Selain itu, kemudahan perizinan Analisis
Mengenai Dampak Lingkungan (AMDAL) juga dinilai dapat memicu adanya eksploitasi
lingkungan hidup yang bertentangan dengan UUD 1945 pasal 28 H. Ditambah adanya
pelanggaran hukum yang dilakukan pemerintah terhadap UU No. 12 Tahun 2011 tentang Tata Cara Pembentukan Perundang-Undangan yang
dianggap tidak transparan, serta mengedepankan represifitas dengan
meminta Polisi Republik
Indonesia dan Badan Intelijen Negara untuk menghentikan masyarakat sipil dalam upaya
mengkritisi UU ini dalam berbagai bentuk.

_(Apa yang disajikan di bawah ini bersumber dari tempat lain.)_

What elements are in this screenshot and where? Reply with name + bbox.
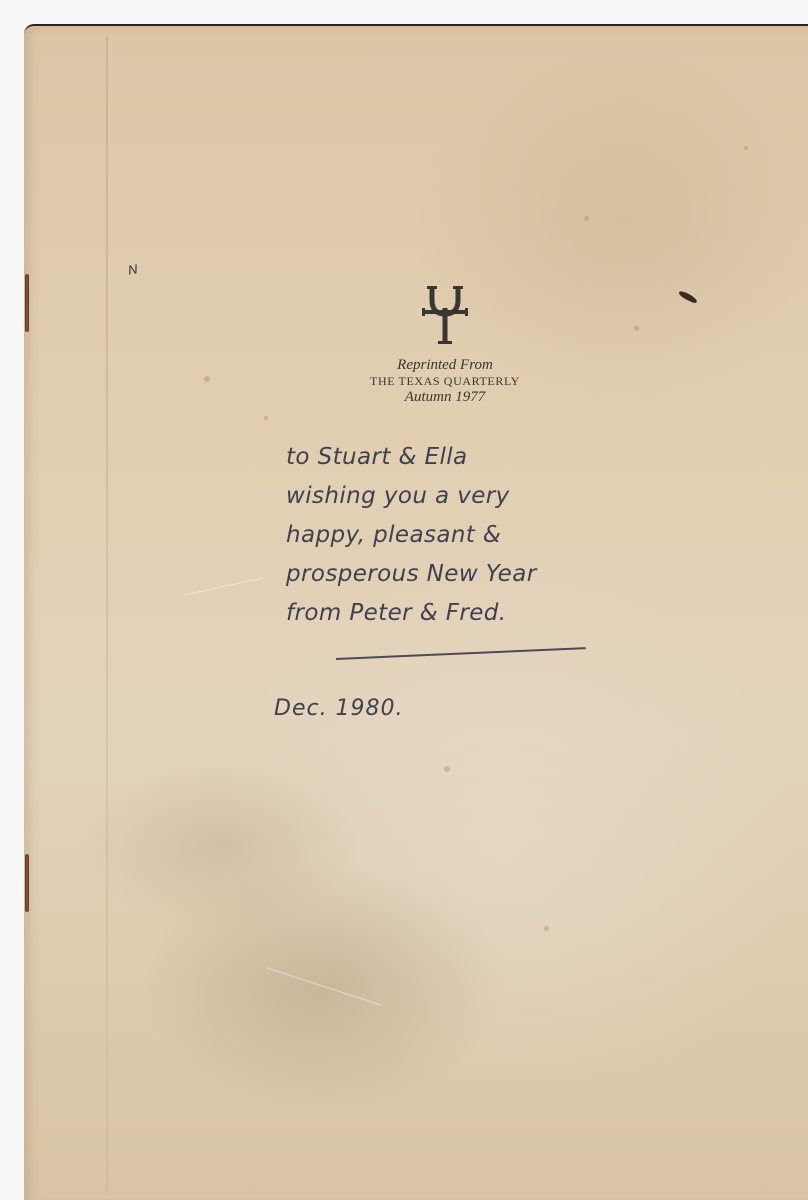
ut-monogram-icon <box>420 284 470 348</box>
imprint-issue-date: Autumn 1977 <box>320 388 570 406</box>
foxing-spot <box>544 926 549 931</box>
pamphlet-cover: N Reprinted From THE TEXAS QUARTERLY Aut… <box>24 24 808 1200</box>
imprint-journal-title: THE TEXAS QUARTERLY <box>320 374 570 388</box>
foxing-spot <box>744 146 748 150</box>
imprint-block: Reprinted From THE TEXAS QUARTERLY Autum… <box>320 356 570 406</box>
spine-fold <box>106 36 108 1196</box>
inscription-line: to Stuart & Ella <box>286 438 626 477</box>
foxing-spot <box>584 216 589 221</box>
inscription-line: wishing you a very <box>286 477 626 516</box>
inscription-line: from Peter & Fred. <box>286 594 626 633</box>
staple-top <box>25 274 29 332</box>
stain-mark <box>678 290 698 305</box>
paper-crease <box>267 967 381 1005</box>
foxing-spot <box>264 416 268 420</box>
foxing-spot <box>444 766 450 772</box>
inscription-date: Dec. 1980. <box>274 696 404 721</box>
pencil-corner-mark: N <box>127 261 139 277</box>
foxing-spot <box>634 326 639 331</box>
foxing-spot <box>204 376 210 382</box>
handwritten-inscription: to Stuart & Ella wishing you a very happ… <box>286 438 626 633</box>
paper-crease <box>185 578 263 596</box>
staple-bottom <box>25 854 29 912</box>
inscription-line: happy, pleasant & <box>286 516 626 555</box>
imprint-reprinted-from: Reprinted From <box>320 356 570 374</box>
inscription-line: prosperous New Year <box>286 555 626 594</box>
signature-underline <box>336 647 586 660</box>
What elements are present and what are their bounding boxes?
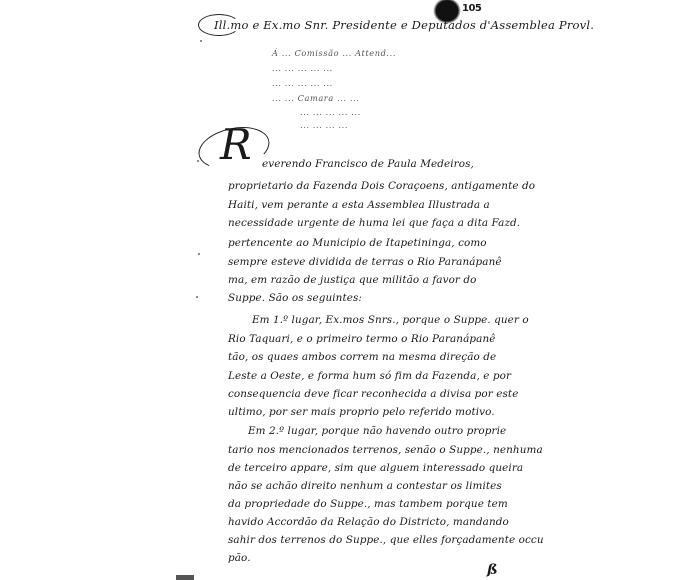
body-line: Suppe. São os seguintes:	[228, 292, 362, 304]
body-line: não se achão direito nenhum a contestar …	[228, 480, 502, 492]
body-line: Rio Taquari, e o primeiro termo o Rio Pa…	[228, 333, 495, 345]
body-line: proprietario da Fazenda Dois Coraçoens, …	[228, 180, 535, 192]
body-line: pão.	[228, 552, 251, 564]
despacho-line: ... ... ... ... ...	[300, 107, 361, 117]
body-line: everendo Francisco de Paula Medeiros,	[262, 158, 474, 170]
scan-edge-mark	[176, 575, 194, 580]
despacho-line: ... ... ... ...	[300, 120, 348, 130]
body-line: Leste a Oeste, e forma hum só fim da Faz…	[228, 370, 511, 382]
despacho-line: ... ... ... ... ...	[272, 63, 333, 73]
ink-speck	[200, 40, 202, 42]
page-rubrica: ß	[487, 562, 498, 578]
folio-number: 105	[462, 3, 481, 14]
body-line: necessidade urgente de huma lei que faça…	[228, 217, 520, 229]
body-line: tão, os quaes ambos correm na mesma dire…	[228, 351, 496, 363]
body-line: Haiti, vem perante a esta Assemblea Illu…	[228, 199, 490, 211]
body-line: da propriedade do Suppe., mas tambem por…	[228, 498, 508, 510]
despacho-line: ... ... ... ... ...	[272, 78, 333, 88]
body-line: pertencente ao Municipio de Itapetininga…	[228, 237, 487, 249]
initial-capital: R	[220, 124, 252, 166]
despacho-line: ... ... Camara ... ...	[272, 93, 359, 103]
body-line: ma, em razão de justiça que militão a fa…	[228, 274, 477, 286]
body-line: havido Accordão da Relação do Districto,…	[228, 516, 509, 528]
despacho-line: Á ... Comissão ... Attend...	[272, 48, 396, 58]
body-line: sempre esteve dividida de terras o Rio P…	[228, 256, 502, 268]
body-line: ultimo, por ser mais proprio pelo referi…	[228, 406, 495, 418]
ink-speck	[197, 160, 199, 162]
ink-speck	[196, 296, 198, 298]
body-line: Em 2.º lugar, porque não havendo outro p…	[248, 425, 506, 437]
body-line: sahir dos terrenos do Suppe., que elles …	[228, 534, 544, 546]
body-line: de terceiro appare, sim que alguem inter…	[228, 462, 523, 474]
address-header: Ill.mo e Ex.mo Snr. Presidente e Deputad…	[214, 18, 594, 32]
body-line: consequencia deve ficar reconhecida a di…	[228, 388, 518, 400]
ink-speck	[198, 253, 200, 255]
manuscript-page: 105 Ill.mo e Ex.mo Snr. Presidente e Dep…	[0, 0, 696, 580]
body-line: Em 1.º lugar, Ex.mos Snrs., porque o Sup…	[252, 314, 529, 326]
body-line: tario nos mencionados terrenos, senão o …	[228, 444, 543, 456]
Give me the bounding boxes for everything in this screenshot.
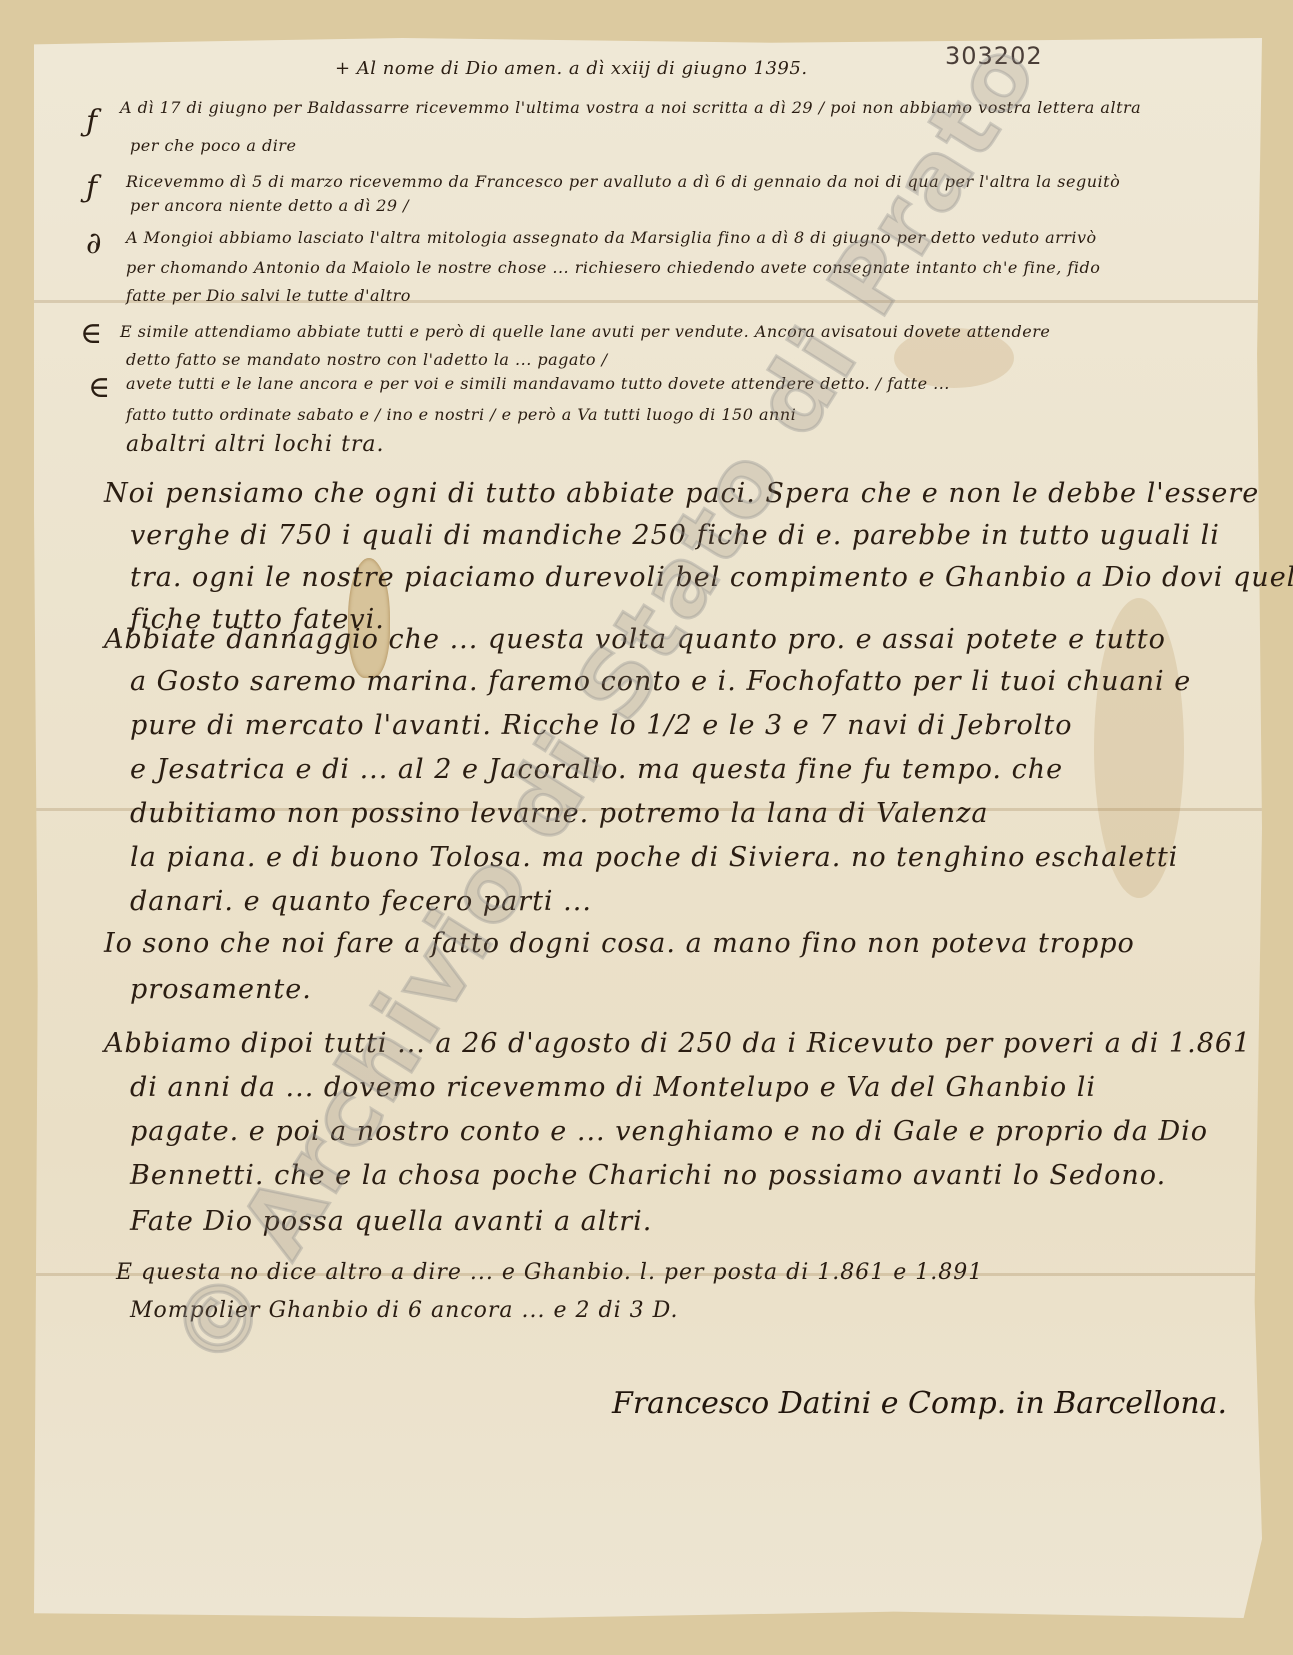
text-line: per chomando Antonio da Maiolo le nostre…: [126, 258, 1100, 277]
paragraph-marker: ƒ: [86, 104, 97, 139]
paragraph-marker: ƒ: [86, 170, 97, 205]
text-line: abaltri altri lochi tra.: [126, 432, 385, 457]
text-line: per che poco a dire: [130, 136, 296, 155]
text-line: prosamente.: [130, 974, 312, 1005]
paragraph-marker: ∈: [80, 316, 102, 351]
text-line: di anni da ... dovemo ricevemmo di Monte…: [130, 1072, 1096, 1103]
paragraph-marker: ∈: [88, 370, 110, 405]
text-line: fatto tutto ordinate sabato e / ino e no…: [126, 405, 796, 424]
text-line: per ancora niente detto a dì 29 /: [130, 196, 409, 215]
text-line: detto fatto se mandato nostro con l'adet…: [126, 350, 608, 369]
paragraph-marker: ∂: [86, 226, 102, 261]
text-line: Abbiamo dipoi tutti ... a 26 d'agosto di…: [104, 1028, 1251, 1059]
signature: Francesco Datini e Comp. in Barcellona.: [612, 1386, 1227, 1421]
letter-heading: + Al nome di Dio amen. a dì xxiij di giu…: [335, 58, 808, 79]
text-line: fatte per Dio salvi le tutte d'altro: [126, 286, 411, 305]
text-line: la piana. e di buono Tolosa. ma poche di…: [130, 842, 1178, 873]
text-line: Fate Dio possa quella avanti a altri.: [130, 1206, 652, 1237]
text-line: E simile attendiamo abbiate tutti e però…: [120, 322, 1050, 341]
text-line: Io sono che noi fare a fatto dogni cosa.…: [104, 928, 1135, 959]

UU Cipta Kerja juga dinilai dapat
merugikan hak buruh serta berpotensi melahirkan eksploitasi terhadap
pekerja, disusul perusakan tatanan hukum
dengan memperkuat posisi pemerintah pusat dalam intervensi kebijakan daerah
yang bertentangan dengan reformasi yang mengacu desentralisasi dan distribusi
kekuasaan. Oleh karena itu, pemerintah dinilai telah melanggar berbagai
prinsip Role of Law dan hak asasi manusia sehingga DEMA UIN
Jakarta dengan tegas menolak dan menuntut DPR RI meninjau kembali UU tersebut
serta meminta presiden mengeluarkan Perppu terkait UU Cipta Kerja.